Die Wahrheit: Betrunkene Passagiere im Hörgehölz
Aus dem Tagebuch einer Umbucherin. Dem modernen Reisenden mangelt es deutlich an Contenance. Man stelle sich vor: Tausende betrunken!
A n diesem Morgen weckt das Radio mit einer überraschenden Meldung: „Infolge von Warnstreiks an einigen deutschen Flughäfen mussten Tausende betrunkene Passagiere umgebucht werden.“ Zugegeben, Warnstreiks können einem wirklich den Tag verhageln, aber muss man sich deshalb gleich dermaßen gehen lassen?
Dem modernen Reisenden mangelt es deutlich an Contenance. Man stelle sich vor: Tausende! Betrunken! Mit einem einzelnen Suffkopp wird der Flugbegleiter fertig, aber massenhaft Passagiere, breit wie Nattern? Da führt das Triple A aus „Alkohol – Anarchie – Amnesie“ unweigerlich in die Katastrophe.
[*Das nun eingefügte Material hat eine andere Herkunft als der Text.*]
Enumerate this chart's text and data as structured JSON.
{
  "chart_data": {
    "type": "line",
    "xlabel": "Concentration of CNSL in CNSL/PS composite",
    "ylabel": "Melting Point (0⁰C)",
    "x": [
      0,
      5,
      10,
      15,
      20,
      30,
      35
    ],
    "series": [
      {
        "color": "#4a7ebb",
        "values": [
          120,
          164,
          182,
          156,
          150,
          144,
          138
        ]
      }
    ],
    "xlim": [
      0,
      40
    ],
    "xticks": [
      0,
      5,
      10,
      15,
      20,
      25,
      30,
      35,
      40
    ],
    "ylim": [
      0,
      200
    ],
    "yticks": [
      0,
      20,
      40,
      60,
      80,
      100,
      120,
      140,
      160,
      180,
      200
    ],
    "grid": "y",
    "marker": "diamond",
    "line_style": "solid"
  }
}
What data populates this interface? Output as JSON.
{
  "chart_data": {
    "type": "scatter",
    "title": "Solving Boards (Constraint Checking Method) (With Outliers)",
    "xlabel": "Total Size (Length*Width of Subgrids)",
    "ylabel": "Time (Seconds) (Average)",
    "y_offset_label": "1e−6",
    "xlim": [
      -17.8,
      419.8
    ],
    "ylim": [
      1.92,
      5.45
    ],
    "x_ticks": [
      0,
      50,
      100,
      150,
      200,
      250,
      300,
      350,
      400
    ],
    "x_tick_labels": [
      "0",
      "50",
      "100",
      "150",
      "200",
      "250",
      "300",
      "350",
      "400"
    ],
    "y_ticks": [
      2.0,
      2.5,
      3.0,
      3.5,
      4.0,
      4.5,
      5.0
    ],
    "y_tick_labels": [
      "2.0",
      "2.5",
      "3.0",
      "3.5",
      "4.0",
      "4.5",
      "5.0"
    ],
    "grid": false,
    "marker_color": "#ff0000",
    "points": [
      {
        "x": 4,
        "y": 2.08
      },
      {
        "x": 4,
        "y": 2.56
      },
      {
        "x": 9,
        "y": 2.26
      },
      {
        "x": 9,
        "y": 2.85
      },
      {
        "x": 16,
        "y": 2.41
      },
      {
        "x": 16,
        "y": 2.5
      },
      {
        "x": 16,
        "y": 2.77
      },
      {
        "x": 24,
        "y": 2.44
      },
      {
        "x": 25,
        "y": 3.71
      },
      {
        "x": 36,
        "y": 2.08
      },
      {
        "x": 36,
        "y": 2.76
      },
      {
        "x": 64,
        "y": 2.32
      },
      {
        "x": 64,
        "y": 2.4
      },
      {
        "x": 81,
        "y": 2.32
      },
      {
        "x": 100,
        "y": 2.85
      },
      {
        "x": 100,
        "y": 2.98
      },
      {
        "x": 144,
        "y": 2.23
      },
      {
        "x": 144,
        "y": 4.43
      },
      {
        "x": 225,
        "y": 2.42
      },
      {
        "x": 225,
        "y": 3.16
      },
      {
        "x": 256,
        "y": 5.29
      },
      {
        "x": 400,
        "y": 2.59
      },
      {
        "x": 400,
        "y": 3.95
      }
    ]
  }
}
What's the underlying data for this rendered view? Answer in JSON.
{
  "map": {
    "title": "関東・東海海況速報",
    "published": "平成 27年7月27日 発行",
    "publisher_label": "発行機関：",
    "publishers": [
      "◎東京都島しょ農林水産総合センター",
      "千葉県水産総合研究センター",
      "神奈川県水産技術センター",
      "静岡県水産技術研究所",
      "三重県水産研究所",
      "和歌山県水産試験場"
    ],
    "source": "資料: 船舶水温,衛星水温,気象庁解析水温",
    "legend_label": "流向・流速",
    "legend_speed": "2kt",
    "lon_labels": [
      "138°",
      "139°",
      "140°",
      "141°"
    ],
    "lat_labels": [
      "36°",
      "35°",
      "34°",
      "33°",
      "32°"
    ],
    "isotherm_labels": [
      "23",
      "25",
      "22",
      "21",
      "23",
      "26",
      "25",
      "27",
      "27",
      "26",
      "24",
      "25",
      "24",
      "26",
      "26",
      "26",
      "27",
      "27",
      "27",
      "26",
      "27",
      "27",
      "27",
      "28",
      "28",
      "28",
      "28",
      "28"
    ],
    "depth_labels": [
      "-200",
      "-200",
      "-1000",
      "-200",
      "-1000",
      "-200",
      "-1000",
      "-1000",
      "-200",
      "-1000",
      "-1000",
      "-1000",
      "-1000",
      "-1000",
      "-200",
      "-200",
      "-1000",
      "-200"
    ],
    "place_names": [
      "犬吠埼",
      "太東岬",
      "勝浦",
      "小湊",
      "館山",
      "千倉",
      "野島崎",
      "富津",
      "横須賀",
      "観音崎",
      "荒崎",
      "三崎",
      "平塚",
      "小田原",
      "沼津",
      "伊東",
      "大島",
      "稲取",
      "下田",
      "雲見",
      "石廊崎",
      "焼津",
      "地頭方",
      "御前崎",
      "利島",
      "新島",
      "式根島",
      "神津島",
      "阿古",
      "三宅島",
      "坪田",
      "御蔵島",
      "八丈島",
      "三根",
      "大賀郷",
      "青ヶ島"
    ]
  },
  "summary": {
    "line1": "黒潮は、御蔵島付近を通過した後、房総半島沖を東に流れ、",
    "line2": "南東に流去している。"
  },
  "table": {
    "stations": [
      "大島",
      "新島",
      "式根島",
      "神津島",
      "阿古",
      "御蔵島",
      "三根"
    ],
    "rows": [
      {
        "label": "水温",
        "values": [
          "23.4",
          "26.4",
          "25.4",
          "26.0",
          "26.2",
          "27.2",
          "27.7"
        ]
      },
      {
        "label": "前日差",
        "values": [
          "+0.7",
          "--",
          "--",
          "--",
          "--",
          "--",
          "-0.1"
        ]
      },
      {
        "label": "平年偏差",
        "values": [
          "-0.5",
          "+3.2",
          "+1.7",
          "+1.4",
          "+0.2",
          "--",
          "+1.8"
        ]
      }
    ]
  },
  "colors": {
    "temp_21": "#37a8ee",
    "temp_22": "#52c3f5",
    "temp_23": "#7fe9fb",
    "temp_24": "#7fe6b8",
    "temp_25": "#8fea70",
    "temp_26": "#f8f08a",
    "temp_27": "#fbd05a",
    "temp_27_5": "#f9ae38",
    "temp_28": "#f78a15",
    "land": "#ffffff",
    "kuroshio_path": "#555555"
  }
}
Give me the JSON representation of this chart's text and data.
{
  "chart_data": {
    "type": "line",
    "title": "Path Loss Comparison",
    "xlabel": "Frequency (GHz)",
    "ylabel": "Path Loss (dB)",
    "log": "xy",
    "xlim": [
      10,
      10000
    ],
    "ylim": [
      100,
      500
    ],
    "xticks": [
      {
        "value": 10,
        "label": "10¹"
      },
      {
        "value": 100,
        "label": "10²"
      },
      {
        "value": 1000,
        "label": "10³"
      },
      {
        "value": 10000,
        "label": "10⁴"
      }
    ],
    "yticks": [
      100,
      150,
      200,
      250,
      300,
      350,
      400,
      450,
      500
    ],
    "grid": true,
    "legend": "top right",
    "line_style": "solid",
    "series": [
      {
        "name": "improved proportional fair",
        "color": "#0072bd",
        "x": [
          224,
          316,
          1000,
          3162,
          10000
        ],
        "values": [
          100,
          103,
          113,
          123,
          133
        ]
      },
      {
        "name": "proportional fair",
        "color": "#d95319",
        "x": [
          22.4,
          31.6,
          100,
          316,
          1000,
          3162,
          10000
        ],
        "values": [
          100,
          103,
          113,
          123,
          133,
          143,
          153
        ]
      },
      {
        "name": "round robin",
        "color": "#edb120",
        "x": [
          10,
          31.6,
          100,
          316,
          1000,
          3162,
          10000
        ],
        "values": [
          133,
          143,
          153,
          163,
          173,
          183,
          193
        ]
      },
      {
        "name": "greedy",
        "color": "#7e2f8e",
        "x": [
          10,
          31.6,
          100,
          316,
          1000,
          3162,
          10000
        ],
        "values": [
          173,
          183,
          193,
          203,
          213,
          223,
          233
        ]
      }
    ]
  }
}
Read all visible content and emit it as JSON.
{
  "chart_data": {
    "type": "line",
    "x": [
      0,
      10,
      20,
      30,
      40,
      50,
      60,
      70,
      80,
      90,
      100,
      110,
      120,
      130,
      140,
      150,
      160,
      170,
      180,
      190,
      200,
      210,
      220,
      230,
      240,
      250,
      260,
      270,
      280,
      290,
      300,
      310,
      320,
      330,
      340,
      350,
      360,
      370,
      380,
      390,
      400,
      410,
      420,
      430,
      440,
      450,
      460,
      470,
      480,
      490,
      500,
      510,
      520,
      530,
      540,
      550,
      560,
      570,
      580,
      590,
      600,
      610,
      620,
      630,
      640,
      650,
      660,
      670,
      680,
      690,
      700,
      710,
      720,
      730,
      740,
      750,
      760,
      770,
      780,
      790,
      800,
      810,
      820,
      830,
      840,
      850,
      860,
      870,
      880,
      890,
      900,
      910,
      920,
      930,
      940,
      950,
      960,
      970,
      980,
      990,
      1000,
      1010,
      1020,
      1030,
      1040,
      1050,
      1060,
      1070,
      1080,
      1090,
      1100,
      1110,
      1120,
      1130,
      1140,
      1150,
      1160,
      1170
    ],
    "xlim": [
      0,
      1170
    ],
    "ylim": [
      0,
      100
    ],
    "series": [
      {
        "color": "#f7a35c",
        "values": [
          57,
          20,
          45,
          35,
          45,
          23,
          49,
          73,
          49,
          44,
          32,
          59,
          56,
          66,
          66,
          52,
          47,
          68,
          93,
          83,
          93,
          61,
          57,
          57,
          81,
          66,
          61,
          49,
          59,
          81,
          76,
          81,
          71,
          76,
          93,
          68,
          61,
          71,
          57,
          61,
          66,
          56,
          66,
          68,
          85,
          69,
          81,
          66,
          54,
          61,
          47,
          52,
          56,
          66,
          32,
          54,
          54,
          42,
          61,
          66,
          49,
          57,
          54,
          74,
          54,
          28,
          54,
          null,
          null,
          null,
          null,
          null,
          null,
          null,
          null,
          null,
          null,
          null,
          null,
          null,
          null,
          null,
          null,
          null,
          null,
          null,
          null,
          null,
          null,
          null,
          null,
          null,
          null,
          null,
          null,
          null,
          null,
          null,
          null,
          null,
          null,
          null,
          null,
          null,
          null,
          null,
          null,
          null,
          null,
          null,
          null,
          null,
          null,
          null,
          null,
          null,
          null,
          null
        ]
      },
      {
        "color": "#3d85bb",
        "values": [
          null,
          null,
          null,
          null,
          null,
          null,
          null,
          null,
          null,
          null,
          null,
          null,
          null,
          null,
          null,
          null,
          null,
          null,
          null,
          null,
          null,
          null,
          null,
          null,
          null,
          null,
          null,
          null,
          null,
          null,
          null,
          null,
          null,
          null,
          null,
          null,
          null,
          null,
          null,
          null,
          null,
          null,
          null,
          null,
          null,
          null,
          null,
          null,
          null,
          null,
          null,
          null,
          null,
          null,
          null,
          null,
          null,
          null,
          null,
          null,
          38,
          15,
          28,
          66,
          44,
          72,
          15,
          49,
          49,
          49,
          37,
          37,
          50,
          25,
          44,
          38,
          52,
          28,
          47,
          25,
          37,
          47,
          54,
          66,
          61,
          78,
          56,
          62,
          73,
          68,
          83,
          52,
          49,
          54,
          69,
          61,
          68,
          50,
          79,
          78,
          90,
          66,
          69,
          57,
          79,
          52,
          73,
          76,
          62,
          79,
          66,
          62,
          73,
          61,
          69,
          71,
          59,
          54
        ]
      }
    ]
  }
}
Nun bringt so was schon auf dem Boden die Dinge in Schieflage, in der Luft jedoch wünscht sich der nüchterne Fluggast geordnete Verhältnissen. Was hat er zuletzt aber auch mitmachen müssen! Enthemmt in den Gang urinierende Starschauspieler, vergrippte Sitznachbarn, und jetzt erlauben die sonst so pingeligen Amerikaner sogar Messer an Bord! Quel bordel!
Beim Frühstück im Café hört man vom Nebentisch dann diese Unterhaltung: „Das hieß ja hier mal Weißenburgstraße, aber der war Nazi, und weil die was nach der Kollwitz benennen wollten, haben die dann die Weißenburger …“ Interessant. Die Internetrecherche ergibt „Weißenburg (Wissembourg), eine Stadt im Elsass.“
Natürlich. Die Nachbarstraßen heißen Straßburger und Kolmarer, aber hat der Kaffeehausreferent nicht laut und deutlich „Nazi“ gesagt? Und so gibt man zur Sicherheit noch mal „Weißenburg“ und „Nazi“ ein, und siehe da: „Das Weißenburger Landkreisbündnis gegen rechts meldet mehrere neonazistische Propagandaaktionen. So seien am 5. März in Pappenheim geschichtsrevisionistische und Anti-EU-Flyer in Briefkästen gesteckt worden.“ Pappenheim? Das gibt’s?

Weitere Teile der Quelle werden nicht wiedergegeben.